The core complaint centers on transparency and trust. Reviewers feel the platform prioritizes collecting personal data and dealer commissions over providing genuine value to consumers seeking accurate pricing information. While the appraisal tool and vehicle listings are praised by satisfied customers, the perception that Edmunds obscures actual market values and uses personal information as a commodity undermines confidence in the platform. The polarized rating distribution reflects this divide: a significant portion of users view the service as deceptive, while others had positive purchase experiences.
Customer Reviews (16)
Sorted by: Most recentAll this site does is collect leads to send to car dealerships. The Vehicle Appraisal Report that pops up online shows what customers could pay in a retail setting instead of what they'd actually get in a trade-in. Their whole goal is pushing high numbers to bring in more people and then selling customer info to dealers. I'm sharing this review along with proof that a customer showed me a screenshot of his vehicle appraisal from this site.
This is basically just a link farm for used car sales sites. They don't give you actual price ranges. Instead they steer you to dealers they probably get paid by and their unreasonably low offers. Complete waste of your time.
Picked up a second vehicle through them and had a great experience. The inventory was solid, the cars were in great condition. The sellers were okay, though they were honest about the cars and warned us about potential issues down the road. Really satisfied with how everything went.
The vehicle appraisal tool on their site is fantastic. Using their website and mobile app was super straightforward, and I thought the valuations were really on point.
Really shady practices here. I was looking to find out what my used car should be worth, and at the very end they ask for your license plate number and other details so they can offload your info.
These listings are misleading with their pricing tactics. They're putting used electric vehicles on the market below actual book value by factoring in the government EV tax credit. The truth is, when you look at real prices, most of those EVs are actually priced higher than what the market actually supports.
After looking at a bunch of different cars on this website, I'm pretty convinced the whole setup is a scam designed to help car lots. Every single car I inquired about had already been sold, but they kept them listed. Now different dealerships keep calling and emailing me offering to find me another vehicle. Such a frustrating experience that wasted my time.
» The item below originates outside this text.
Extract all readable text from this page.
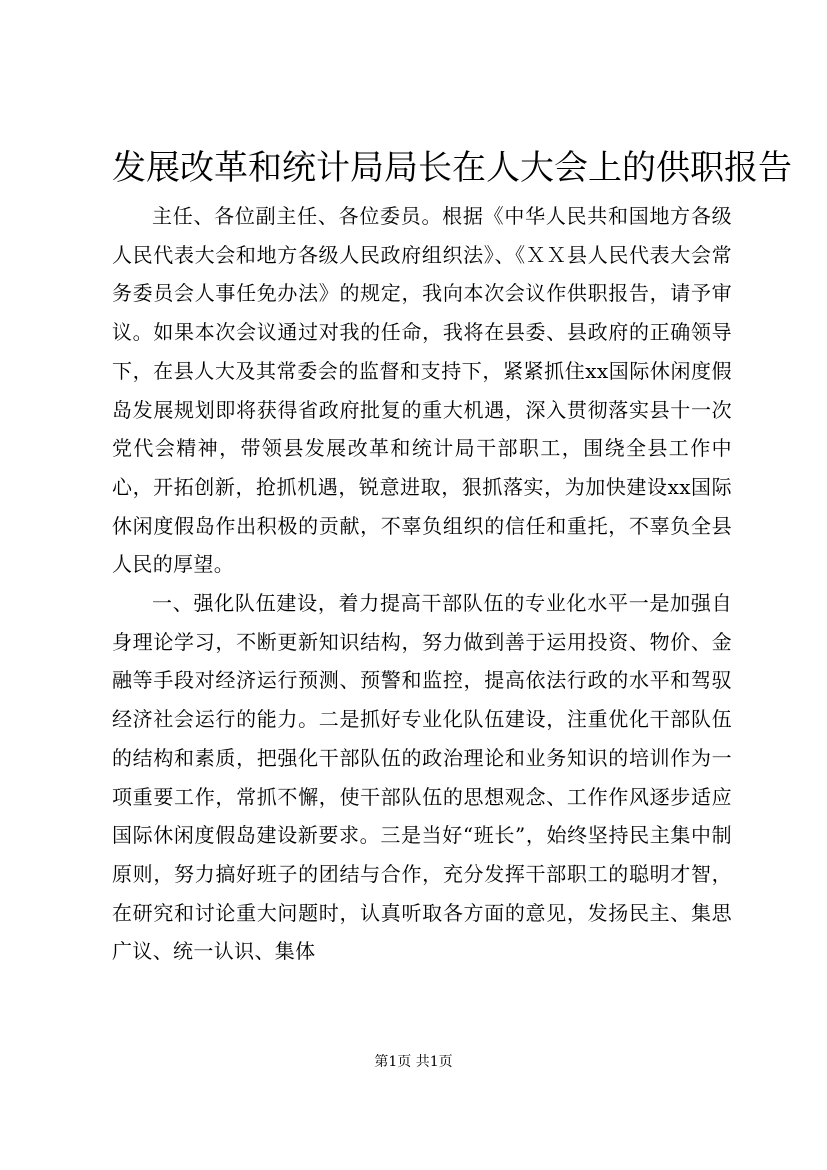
发展改革和统计局局长在人大会上的供职报告

主任、各位副主任、各位委员。根据《中华人民共和国地方各级人民代表大会和地方各级人民政府组织法》、《ＸＸ县人民代表大会常务委员会人事任免办法》的规定，我向本次会议作供职报告，请予审议。如果本次会议通过对我的任命，我将在县委、县政府的正确领导下，在县人大及其常委会的监督和支持下，紧紧抓住xx国际休闲度假岛发展规划即将获得省政府批复的重大机遇，深入贯彻落实县十一次党代会精神，带领县发展改革和统计局干部职工，围绕全县工作中心，开拓创新，抢抓机遇，锐意进取，狠抓落实，为加快建设xx国际休闲度假岛作出积极的贡献，不辜负组织的信任和重托，不辜负全县人民的厚望。

一、强化队伍建设，着力提高干部队伍的专业化水平一是加强自身理论学习，不断更新知识结构，努力做到善于运用投资、物价、金融等手段对经济运行预测、预警和监控，提高依法行政的水平和驾驭经济社会运行的能力。二是抓好专业化队伍建设，注重优化干部队伍的结构和素质，把强化干部队伍的政治理论和业务知识的培训作为一项重要工作，常抓不懈，使干部队伍的思想观念、工作作风逐步适应国际休闲度假岛建设新要求。三是当好“班长”，始终坚持民主集中制原则，努力搞好班子的团结与合作，充分发挥干部职工的聪明才智，在研究和讨论重大问题时，认真听取各方面的意见，发扬民主、集思广议、统一认识、集体

第1页 共1页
Edmunds shares your personal contact information with car dealerships even though you didn't agree to it. They said they'd get me quotes and asked for my email and phone, saying my info wouldn't go to dealers. After that I got an error message and a blank page. Then dealership calls and texts started flooding in right away. Maybe I clicked something at some point, but I definitely hadn't approved anything yet. Edmunds used to show real MSRP and what dealers actually paid for cars, which helped smart shoppers save five hundred to a thousand dollars below what dealers were asking. That's gone now. All they show is a suggested price that's below MSRP but way above what dealers really paid. Looks like they make more cash from sending people to dealers than from advertising.
It seems like the auto manufacturers are paying them to give everything positive reviews.